L’11 gennaio 1944 avvenne l’esecuzione di Ciano al poligono di tiro di Verona, insieme agli altri quattro ex-gerarchi, legati a sedie e fucilati alla schiena come in uso ai traditori. La morte fu affrontata dal genero del Duce con grande fermezza d’animo e dignità. Prima degli spari si girò verso il plotone di esecuzione, un gesto di sfida di chi non ha paura della morte. Un cineoperatore tedesco riprendeva tutta la scena e sicuramente il film serviva ai tedeschi malfidati per controllare se al posto di Ciano non ci fosse stato un sosia e probabilmente una copia dello spezzone fu inviata a Berlino per essere visionata da Hitler in persona che voleva assicurarsi del grado di affidabilità del suo alleato. Ciano non venne ucciso immediatamente, fu necessario il colpo di grazia con due proiettili alla testa. Il crudo filmato, realizzato dal cineoperatore tedesco, scomparso nel nulla durante i primi governi De Gasperi, è stato ritrovato grazie a Renzo De Felice che possiamo vedere qui:
PERCHE’ NON FU SALVATO DAL SUOCERO
Si è molto discusso se questa conclusione significò che Mussolini non volle proteggere il suo congiunto, o semplicemente che non poté, impaurito dalla probabile sconsiderazione agli occhi di Hitler. Il generale Karl Wolff alla domanda di Mussolini:”Se grazio mio genero, il Führer la prenderebbe male?” rispose:”Sicuramente si, Duce.” Molti osservatori fanno notare che se Mussolini avesse commutato la condanna a morte di Ciano, lui stesso avrebbe perso ogni residua credibilità. Edda, sinceramente innamorata di Ciano, attraversò mezza Italia con mezzi di fortuna per raggiungere il quartier generale della RSI e quindi la prigione, ma tutti i suoi tentativi di soccorso, comprese le intuibili drammatiche suppliche al padre (che la considerava figlia prediletta), furono vani. Ma Mussolini volle davvero la condanna a morte del genero, Galeazzo Ciano, colpevole di averlo tradito per avergli votato la sfiducia ?

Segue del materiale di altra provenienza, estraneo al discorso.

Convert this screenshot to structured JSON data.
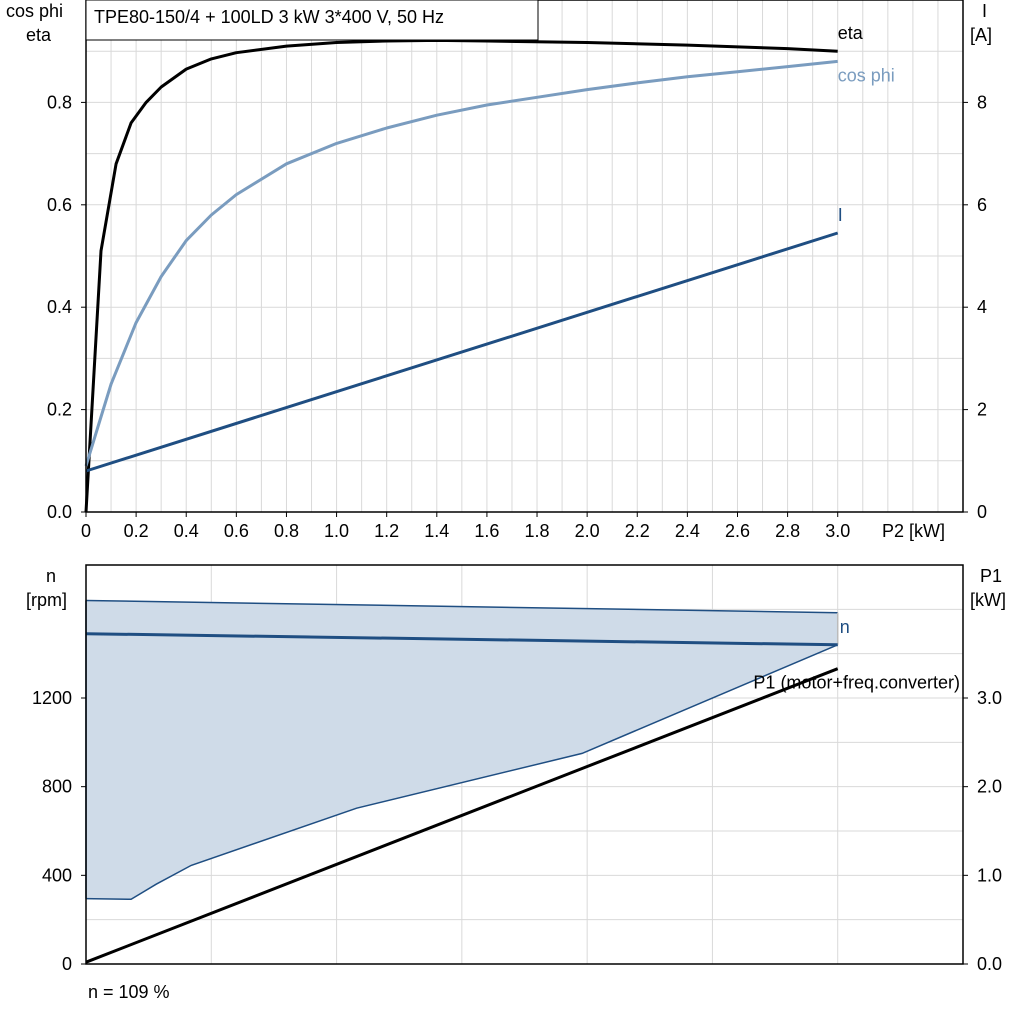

La storia di dice si, mentre pare che tra il Duce e il generale Karl Wolff vi furono numerose telefonate alla disperata ricerca di una strada per far cambiare idea a Hitler, il più intransigente sostenitore dell’esecuzione capitale di Ciano. Richiesta d’aiuto che, peraltro, Wolff non poté soddisfare in quanto, a sua volta, non in grado di influire sulle decisioni del Führer.
Un’importante conferma all’ipotesi che quelle condanne a morte, fortemente volute dalle componenti più intransigenti del fascismo repubblicano (da Pavolini a Farinacci), non furono mai approvate da Mussolini, obbligato, in un certo senso, a subirle, viene dalle lettere inviate al Duce dalla mamma di Galeazzo Ciano, la contessa Carolina. Una, molto importante, è stata recuperata dallo storico bresciano Lodovico Galli, che l’ha resa nota nel suo libro Relazioni e appunti della Rsi .
È sufficiente leggere alcune frasi di Carolina Ciano per rendersi conto che una madre non può usare quel tono e quelle parole rivolgendosi a colui che ha voluto la morte del suo adorato figlio. Già prima che s’insediasse la Corte Speciale di Verona, il 2 novembre ’43 aveva scritto al Duce: «Il cuore di una mamma è sempre perdonato in qualsiasi momento e ora il mio cuore non può tacere davanti allo strazio di questa situazione tremenda. Venga pure giudicato mio figlio, come tutti gli altri. Ma dal mio cuore lacerato si eleva un grido di sdegno contro le accuse false e insussistenti di questi scalmanati accusatori che si permettono di gridare in pubblico che “per primo sarà fucilato Galeazzo Ciano, perché è l’uomo più ricco d’Italia”. Galeazzo è stato troppo buono e generoso con tutti. Forse oggi sono proprio loro quelli che gridano la sua morte. Mio figlio, che ben conosci, è un galantuomo».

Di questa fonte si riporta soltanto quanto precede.